In interviews leading up to the game, Molyneux had made ambitious promises that Fable would let you have children; that the game would span your hero’s whole lifetime; that you could knock an acorn off a tree and slowly, over the course of the game, watch it grow into a tree of its own. None of those things happened.

It isn’t just promises Molyneux’s 20-year career in the video game industry has been a whirlwind of quotes ranging from the ridiculous to the more ridiculous. “I’d have sold my children for multi-player versions of Railroad Tycoon or Civilization,” he said in a 1993 interview. “[Fable is] amazing for a role playing game, because most role playing games are shit,” he said in 2007. “I don’t know what [my] marital status will be if I don’t make our [Godus] Kickstarter,” he told Kotaku in 2012.

These statements make for splashy headlines, but to some gamers, they diminish what Molyneux has actually accomplished. Every new Molyneux quote is met with a chorus of comments from angry fans who are sick of the grand gestures, tired of the promises that never materialize. It makes you wonder: in 50 years, is that how Molyneux will be remembered? Not for his smart, critically-acclaimed games, but for the things that come out of his mouth?

“I particularly remember when [Molyneux] was talking about Syndicate, saying that the whole city is alive and everyone’s got jobs,” said Cooper. “And of course it wasn’t that. But it was the fantasy of that. So I think that’s what he’s doing, is he’s just creating a fantasy for the person he’s talking to.”

Could that be it? Could this be the explanation for Molyneux’s long history of extraordinary promises? Is he just trying to evoke powerful images in our brain create the idea of a video game in hopes that the real thing will live up to that?

Video game fans do not buy ideas, of course they buy products. If someone were to purchase a Molyneux video game based on his promises, they might find themselves spending $50 or $60 on something that doesn’t actually exist.

But who is buying Fable because of an acorn, or because Molyneux said it’d be the best thing ever?
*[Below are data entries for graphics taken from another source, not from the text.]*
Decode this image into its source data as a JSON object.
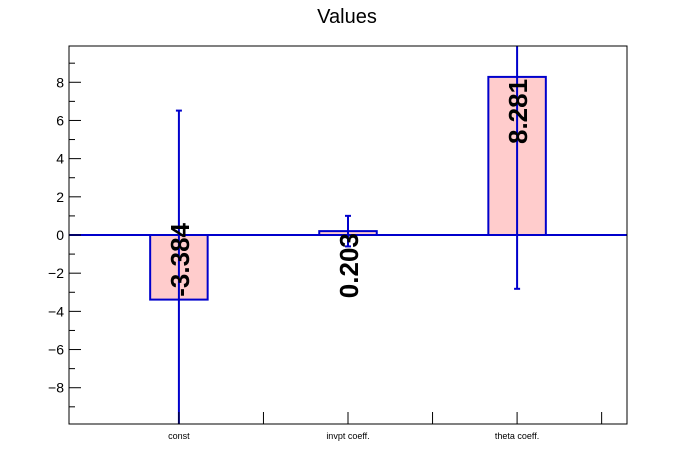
{
  "chart_data": {
    "type": "bar",
    "title": "Values",
    "categories": [
      "const",
      "invpt coeff.",
      "theta coeff."
    ],
    "series": [
      {
        "values": [
          -3.384,
          0.203,
          8.281
        ],
        "errors": [
          9.9,
          0.8,
          11.1
        ],
        "labels": [
          "-3.384",
          "0.203",
          "8.281"
        ]
      }
    ],
    "ylim": [
      -9.9,
      9.9
    ],
    "yticks": [
      -8,
      -6,
      -4,
      -2,
      0,
      2,
      4,
      6,
      8
    ],
    "ytick_labels": [
      "−8",
      "−6",
      "−4",
      "−2",
      "0",
      "2",
      "4",
      "6",
      "8"
    ],
    "grid": false,
    "colors": {
      "bar_fill": "#ffcccc",
      "bar_edge": "#0000cc",
      "axis": "#000000"
    }
  }
}
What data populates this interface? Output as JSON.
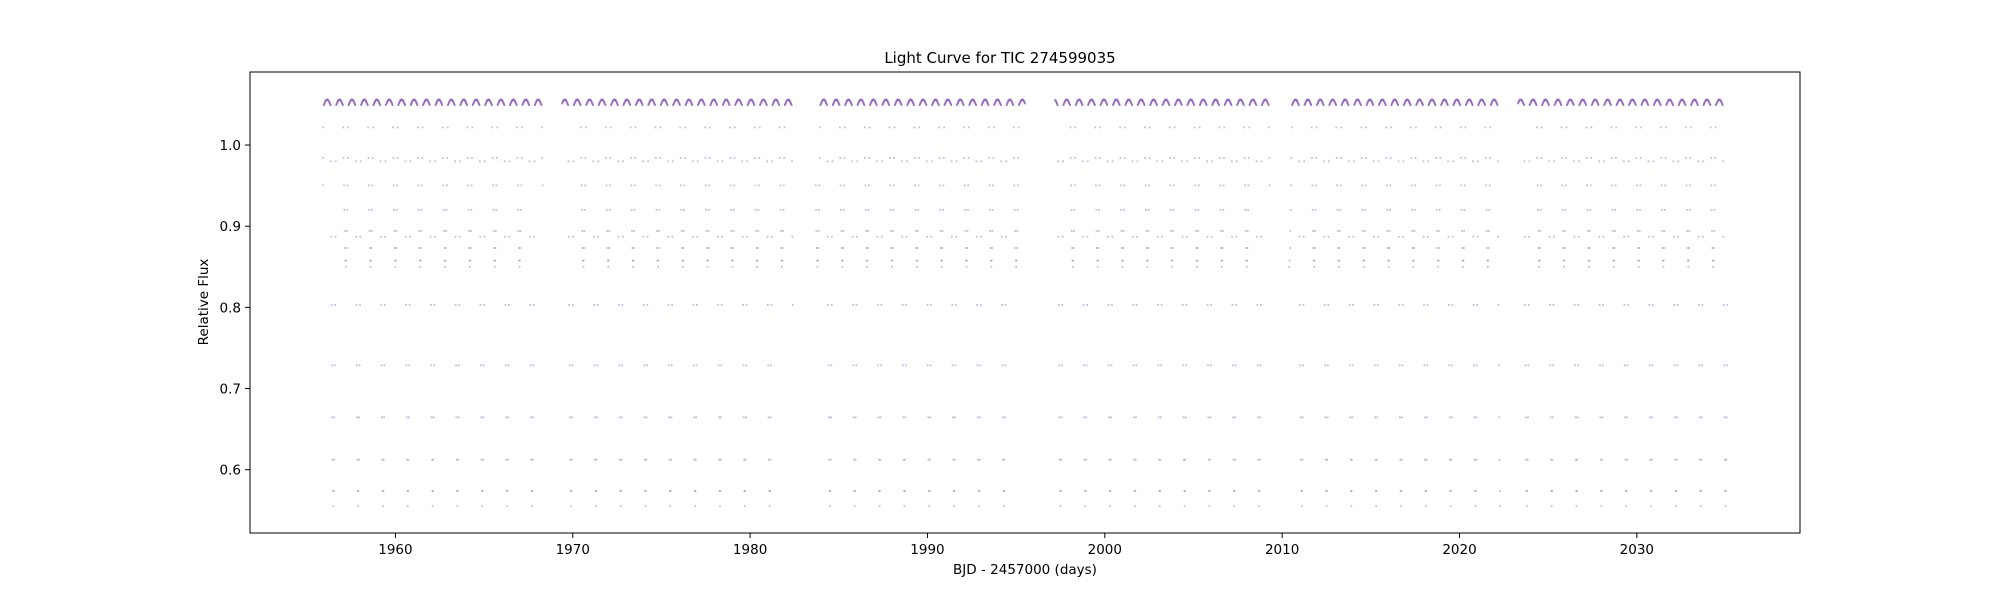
{
  "chart_data": {
    "type": "scatter",
    "title": "Light Curve for TIC 274599035",
    "xlabel": "BJD - 2457000 (days)",
    "ylabel": "Relative Flux",
    "xlim": [
      1951.8,
      2039.2
    ],
    "ylim": [
      0.522,
      1.09
    ],
    "x_ticks": [
      1960,
      1970,
      1980,
      1990,
      2000,
      2010,
      2020,
      2030
    ],
    "y_ticks": [
      0.6,
      0.7,
      0.8,
      0.9,
      1.0
    ],
    "grid": false,
    "legend": "none",
    "marker_color": "#9467bd",
    "series": [
      {
        "segments": [
          {
            "start": 1955.9,
            "end": 1968.3,
            "first_minimum": 1956.5
          },
          {
            "start": 1969.4,
            "end": 1982.4,
            "first_minimum": 1969.9
          },
          {
            "start": 1983.7,
            "end": 1995.5,
            "first_minimum": 1984.5
          },
          {
            "start": 1997.2,
            "end": 2009.3,
            "first_minimum": 1997.5
          },
          {
            "start": 2010.4,
            "end": 2022.3,
            "first_minimum": 2011.1
          },
          {
            "start": 2023.3,
            "end": 2035.1,
            "first_minimum": 2023.8
          }
        ],
        "period_days": 0.7,
        "max_flux": 1.05,
        "shallow_minimum_flux": 0.85,
        "deep_minimum_flux": 0.555
      }
    ]
  }
}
“I always say, ‘This game is gonna be the greatest game of all time,’ because I believe that’s how you should approach game development,” Molyneux told me. “If you say to the team, ‘Let’s make a good game,’ that’s not enough. So do I regret those things? Yes. Should I never do them again, should I never be passionate again? In a lot of senses I’m the worst PR person in the world, because all I do is I just sit there and I just get unbelievably passionate about what I’m showing off because I love it so much, and I end up saying these things, and you know, they come across as promises or features.”